We determined the liver to body weight ratios, the body weight, serum and hepatic biochemical indicators. The alleviation of the liver histopathological progression was evaluated by H&E and immunohistochemical staining. Western blot and quantitative real-time PCR were used to demonstrate YAN treatment-mediated alleviation mechanisms of ALD.
The data indicated that YAN existed hepatoprotective activity against ALD via FXR activation. YAN improved the lipid homeostasis by decreasing hepatic lipogenesis and increasing fatty acid β-oxidation and lipoprotein lipolysis through modulating the related protein. Also, YAN ameliorated ethanol-induced cholestasis via inhibiting bile acid uptake transporter Ntcp and inducing bile acid efflux transporter Bsep and Mrp2 expression. Besides, YAN improved bile acid homeostasis via inducing Sult2a1 expression and inhibiting Cyp7a1 and Cyp8b1 expression. Furthermore, YAN attenuated ethanol-triggered hepatocyte damage by inhibiting cellular senescence marker P16, P21 and Hmga1 expression. Also, YAN alleviated ethanol-induced inflammation by down-regulating the inflammation-related gene IL-6, IL-1β and TNF-α expression. Notably, the protective effects of YAN were cancelled by FXR siRNA in vitro and FXR antagonist GS in vivo.
YAN exerted significant hepatoprotective effects against liver injury triggered by ethanol via FXR-mediated target gene modulation.
酒精性肝病(ALD)是一种进行性疾病,从单纯性脂肪变性开始,但可进展为酒精性肝炎、纤维化、肝硬化,甚至肝细胞癌。ALD 的发病率正在上升,已成为全球医疗保健系统的沉重负担。不幸的是,目前尚无针对 ALD 的批准治疗药物。因此,开发有效的治疗方法迫在眉睫。许多针对 ALD 的分子靶标的作用能力正在研究中。法尼醇 X 受体(FXR)是配体激活转录因子超家族的成员,最近已被证明在 ALD 的发病机制和进展中起关键作用。
本研究旨在确定我们之前证明的 FXR 激动剂羊齿宁(YAN)是否对 ALD 具有肝保护作用,并进一步阐明其在体内和体外的作用机制。
采用 Lieber-Decarli 液体饮食建立酒精性肝病模型,并进行 YAN 治疗。
测定肝体比、体重、血清和肝生化指标。通过 H&E 和免疫组化染色评估肝组织病理学进展的缓解情况。采用 Western blot 和实时定量 PCR 显示 YAN 治疗 ALD 的缓解机制。

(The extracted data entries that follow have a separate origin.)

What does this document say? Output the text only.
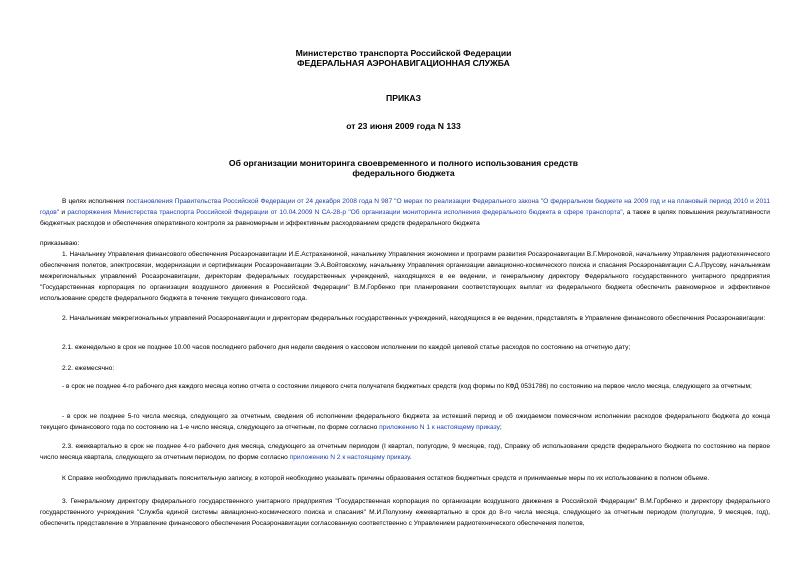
Министерство транспорта Российской Федерации
ФЕДЕРАЛЬНАЯ АЭРОНАВИГАЦИОННАЯ СЛУЖБА
ПРИКАЗ
от 23 июня 2009 года N 133
Об организации мониторинга своевременного и полного использования средств
федерального бюджета
В целях исполнения постановления Правительства Российской Федерации от 24 декабря 2008 года N 987 "О мерах по реализации Федерального закона "О федеральном бюджете на 2009 год и на плановый период 2010 и 2011 годов" и распоряжения Министерства транспорта Российской Федерации от 10.04.2009 N СА-28-р "Об организации мониторинга исполнения федерального бюджета в сфере транспорта", а также в целях повышения результативности бюджетных расходов и обеспечения оперативного контроля за равномерным и эффективным расходованием средств федерального бюджета
приказываю:
1. Начальнику Управления финансового обеспечения Росаэронавигации И.Е.Астраханкиной, начальнику Управления экономики и программ развития Росаэронавигации В.Г.Мироновой, начальнику Управления радиотехнического обеспечения полетов, электросвязи, модернизации и сертификации Росаэронавигации Э.А.Войтовскому, начальнику Управления организации авиационно-космического поиска и спасания Росаэронавигации С.А.Прусову, начальникам межрегиональных управлений Росаэронавигации, директорам федеральных государственных учреждений, находящихся в ее ведении, и генеральному директору Федерального государственного унитарного предприятия "Государственная корпорация по организации воздушного движения в Российской Федерации" В.М.Горбенко при планировании соответствующих выплат из федерального бюджета обеспечить равномерное и эффективное использование средств федерального бюджета в течение текущего финансового года.
2. Начальникам межрегиональных управлений Росаэронавигации и директорам федеральных государственных учреждений, находящихся в ее ведении, представлять в Управление финансового обеспечения Росаэронавигации:
2.1. еженедельно в срок не позднее 10.00 часов последнего рабочего дня недели сведения о кассовом исполнении по каждой целевой статье расходов по состоянию на отчетную дату;
2.2. ежемесячно:
- в срок не позднее 4-го рабочего дня каждого месяца копию отчета о состоянии лицевого счета получателя бюджетных средств (код формы по КФД 0531786) по состоянию на первое число месяца, следующего за отчетным;
- в срок не позднее 5-го числа месяца, следующего за отчетным, сведения об исполнении федерального бюджета за истекший период и об ожидаемом помесячном исполнении расходов федерального бюджета до конца текущего финансового года по состоянию на 1-е число месяца, следующего за отчетным, по форме согласно приложению N 1 к настоящему приказу;
2.3. ежеквартально в срок не позднее 4-го рабочего дня месяца, следующего за отчетным периодом (I квартал, полугодие, 9 месяцев, год), Справку об использовании средств федерального бюджета по состоянию на первое число месяца квартала, следующего за отчетным периодом, по форме согласно приложению N 2 к настоящему приказу.
К Справке необходимо прикладывать пояснительную записку, в которой необходимо указывать причины образования остатков бюджетных средств и принимаемые меры по их использованию в полном объеме.
3. Генеральному директору федерального государственного унитарного предприятия "Государственная корпорация по организации воздушного движения в Российской Федерации" В.М.Горбенко и директору федерального государственного учреждения "Служба единой системы авиационно-космического поиска и спасания" М.И.Полухину ежеквартально в срок до 8-го числа месяца, следующего за отчетным периодом (полугодие, 9 месяцев, год), обеспечить представление в Управление финансового обеспечения Росаэронавигации согласованную соответственно с Управлением радиотехнического обеспечения полетов,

数据表明,YAN 通过激活 FXR 对 ALD 具有肝保护活性。YAN 通过调节相关蛋白,降低肝内脂质生成,增加脂肪酸β氧化和脂蛋白脂肪酶活性,改善脂质稳态。此外,YAN 通过抑制胆汁酸摄取转运体 Ntcp 并诱导胆汁酸外排转运体 Bsep 和 Mrp2 表达,改善乙醇诱导的胆汁淤积。此外,YAN 通过诱导 Sult2a1 表达和抑制 Cyp7a1 和 Cyp8b1 表达,改善胆汁酸稳态。此外,YAN 通过抑制细胞衰老标志物 P16、P21 和 Hmga1 表达,减轻乙醇引发的肝细胞损伤。此外,YAN 通过下调炎症相关基因 IL-6、IL-1β 和 TNF-α 的表达,减轻乙醇诱导的炎症。值得注意的是,体外 FXR siRNA 和体内 FXR 拮抗剂 GS 可消除 YAN 的保护作用。
YAN 通过 FXR 介导的靶基因调节,对乙醇引起的肝损伤发挥显著的肝保护作用。